Sudou’nun çalışmaları meyvesini vermiş olacak ki, okuldan mezun olmak üzere olan senpainin – hatta kaptan olan senpainin – bile ilgisini çekmiş.
“Heyecanla bekliyorum o günleri.”
“Öğrenci konsey başkanlığına odaklanmışsın ama futbola hasret değil misin?“
“Profesyonel olma niyetiyle oynamıyordum futbolu. Hem istediğim zaman yine gidip oynuyorum. Öğrenci konsey başkanlığı görevi de çok ilgimi çekiyor, güzel iş.”
“Öğrenci konseyi için canla başla çalışıyor olman güzel ama…Manabu Horikita ile uğraşman seni zora sokuyor bence.”
“Uğraşmak amacım değil ki. İdolüm olan senpai tarafından yeteneklerimin onaylanmasını istiyorum sadece. Tek amacım bu.”
Ishikura, Nagumo’ya sert bir bakış attı ‘Hadi canım, sen de.’ dercesine..
“Bu el ilk ben bitirdim.”
Elindeki tüm kartları kolayca eşleyerek kurtulan Ishikura, bu elin ilk galibi oldu.
“Benim elim de bitti.”
Ardından Yahiko da elindeki son iki kağıdı yere koyup 32 dişini göstererek gülümsedi.

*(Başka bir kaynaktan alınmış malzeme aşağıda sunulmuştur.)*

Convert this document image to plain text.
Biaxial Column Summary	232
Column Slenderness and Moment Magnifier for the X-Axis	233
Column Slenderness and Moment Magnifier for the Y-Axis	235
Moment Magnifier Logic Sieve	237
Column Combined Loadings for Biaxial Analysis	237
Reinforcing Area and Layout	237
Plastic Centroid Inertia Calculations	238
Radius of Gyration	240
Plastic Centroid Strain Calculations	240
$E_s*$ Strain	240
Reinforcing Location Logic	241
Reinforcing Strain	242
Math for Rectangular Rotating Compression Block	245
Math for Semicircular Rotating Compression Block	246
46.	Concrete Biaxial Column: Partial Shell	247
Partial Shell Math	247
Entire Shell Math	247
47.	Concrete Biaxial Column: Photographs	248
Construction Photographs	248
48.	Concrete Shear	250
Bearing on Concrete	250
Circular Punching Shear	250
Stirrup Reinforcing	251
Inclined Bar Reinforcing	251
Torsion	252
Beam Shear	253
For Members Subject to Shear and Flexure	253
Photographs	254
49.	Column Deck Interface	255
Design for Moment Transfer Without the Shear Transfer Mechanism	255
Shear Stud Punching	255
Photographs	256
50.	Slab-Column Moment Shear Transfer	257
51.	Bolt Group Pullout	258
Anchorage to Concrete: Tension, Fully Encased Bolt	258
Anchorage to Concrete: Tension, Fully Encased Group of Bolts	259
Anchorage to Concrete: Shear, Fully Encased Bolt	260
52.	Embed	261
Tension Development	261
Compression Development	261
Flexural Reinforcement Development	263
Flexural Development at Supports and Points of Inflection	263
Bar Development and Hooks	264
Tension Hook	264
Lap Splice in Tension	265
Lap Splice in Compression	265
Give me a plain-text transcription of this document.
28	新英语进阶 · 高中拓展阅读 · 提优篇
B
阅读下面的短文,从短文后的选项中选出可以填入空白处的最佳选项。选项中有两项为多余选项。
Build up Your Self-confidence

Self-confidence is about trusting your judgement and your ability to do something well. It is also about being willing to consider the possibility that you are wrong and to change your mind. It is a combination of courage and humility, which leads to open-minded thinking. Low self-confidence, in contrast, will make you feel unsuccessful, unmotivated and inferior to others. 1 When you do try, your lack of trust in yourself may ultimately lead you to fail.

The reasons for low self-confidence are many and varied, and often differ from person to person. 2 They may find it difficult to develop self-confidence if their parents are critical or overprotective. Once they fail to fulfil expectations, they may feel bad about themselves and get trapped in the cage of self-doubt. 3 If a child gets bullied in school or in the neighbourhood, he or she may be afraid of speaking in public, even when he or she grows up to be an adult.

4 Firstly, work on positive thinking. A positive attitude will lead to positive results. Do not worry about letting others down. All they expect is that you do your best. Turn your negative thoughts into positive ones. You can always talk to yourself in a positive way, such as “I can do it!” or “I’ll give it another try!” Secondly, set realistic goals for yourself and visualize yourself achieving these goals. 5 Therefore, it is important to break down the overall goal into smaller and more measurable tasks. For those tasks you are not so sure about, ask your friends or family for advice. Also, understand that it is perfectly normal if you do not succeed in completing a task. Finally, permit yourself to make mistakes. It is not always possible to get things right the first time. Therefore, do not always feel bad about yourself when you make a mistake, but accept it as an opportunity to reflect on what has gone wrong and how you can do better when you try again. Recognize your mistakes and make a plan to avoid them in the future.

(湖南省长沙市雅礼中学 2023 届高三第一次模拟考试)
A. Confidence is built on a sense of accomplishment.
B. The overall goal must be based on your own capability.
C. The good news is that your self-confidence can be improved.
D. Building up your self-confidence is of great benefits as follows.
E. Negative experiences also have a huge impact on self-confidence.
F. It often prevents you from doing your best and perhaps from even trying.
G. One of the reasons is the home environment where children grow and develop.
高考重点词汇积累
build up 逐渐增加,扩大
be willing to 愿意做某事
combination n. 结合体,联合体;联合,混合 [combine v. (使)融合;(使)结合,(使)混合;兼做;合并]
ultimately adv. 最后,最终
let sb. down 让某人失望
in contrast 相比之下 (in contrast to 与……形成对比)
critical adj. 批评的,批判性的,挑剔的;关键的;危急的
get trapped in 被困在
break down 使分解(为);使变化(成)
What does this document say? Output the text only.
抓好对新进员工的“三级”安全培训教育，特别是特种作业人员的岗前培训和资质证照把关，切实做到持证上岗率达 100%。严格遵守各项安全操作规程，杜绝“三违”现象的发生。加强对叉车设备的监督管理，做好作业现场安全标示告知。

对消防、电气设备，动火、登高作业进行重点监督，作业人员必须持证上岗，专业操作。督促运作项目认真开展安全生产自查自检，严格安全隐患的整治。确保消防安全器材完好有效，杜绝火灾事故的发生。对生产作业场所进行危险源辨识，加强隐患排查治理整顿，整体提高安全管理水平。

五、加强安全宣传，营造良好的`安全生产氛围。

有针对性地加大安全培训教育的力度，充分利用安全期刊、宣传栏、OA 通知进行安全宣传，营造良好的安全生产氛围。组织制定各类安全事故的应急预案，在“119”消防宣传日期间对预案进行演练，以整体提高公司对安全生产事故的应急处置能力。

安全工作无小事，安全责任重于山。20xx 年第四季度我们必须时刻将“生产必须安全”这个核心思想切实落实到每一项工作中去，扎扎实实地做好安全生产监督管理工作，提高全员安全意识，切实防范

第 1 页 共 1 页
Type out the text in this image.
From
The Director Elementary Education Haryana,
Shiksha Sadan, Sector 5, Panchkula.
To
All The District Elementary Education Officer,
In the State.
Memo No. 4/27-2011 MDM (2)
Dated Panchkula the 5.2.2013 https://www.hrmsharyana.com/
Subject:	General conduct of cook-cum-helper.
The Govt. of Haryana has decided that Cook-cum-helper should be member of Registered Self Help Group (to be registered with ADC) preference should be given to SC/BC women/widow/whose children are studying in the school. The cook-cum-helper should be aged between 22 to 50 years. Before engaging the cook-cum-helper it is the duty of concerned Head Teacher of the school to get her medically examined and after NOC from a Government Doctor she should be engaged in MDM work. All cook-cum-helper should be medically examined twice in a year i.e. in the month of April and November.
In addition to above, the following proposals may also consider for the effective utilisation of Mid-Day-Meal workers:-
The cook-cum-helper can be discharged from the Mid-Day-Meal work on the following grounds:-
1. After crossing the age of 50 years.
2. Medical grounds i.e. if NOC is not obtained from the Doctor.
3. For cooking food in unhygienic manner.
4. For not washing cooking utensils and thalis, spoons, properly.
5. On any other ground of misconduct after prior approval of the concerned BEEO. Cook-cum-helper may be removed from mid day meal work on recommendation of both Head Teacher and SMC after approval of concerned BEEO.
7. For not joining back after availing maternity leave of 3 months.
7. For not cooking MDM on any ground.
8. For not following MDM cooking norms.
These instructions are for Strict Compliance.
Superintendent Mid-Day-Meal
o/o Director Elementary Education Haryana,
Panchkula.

9’ların bu eli kazanması için tüm yük artık Hashimoto’nun omuzlarında. Elindeki kağıtlar hızla azalsa da, papazın şuan elinde olup olmaması onun avantajlı olup olmamasını belirleyecekti.
“İşte bu kadar.”
Önce Kiriyama ardından da Hashimoto elini bitirdi.
“Benim de bitti.”
“Tebrikler, bu seferlik yırttınız.”
“Teşekkürler, Nagumo-senpai.”
Öğrenci konsey başkanı Nagumo, ile Tsunoda kaldı. Nagumo’nun elinde 1 kağıt, Tsunoda’nın elinde 2 kağıt vardı.. eh, Nagumo avantajlı şuan.
“Eh, o zaman kağıt seçeyim.”
Nagumo bu sözlerinden sonra tereddüt etmeden bir kağıt seçti.. ama seçtiği kağıt papazdı.
“Kötü oldu be.”
Nagumo elindeki son iki kağıdı uzattı, Tsunoda ise elinde kalan son kağıt ile eşleşen kağıdı seçerek… oyunu kazandı.
“İşte eşleştiler.”
Nagumo’nun elinde papaz kalınca, 10.sınıflar bu eli kaybetmiş oldu.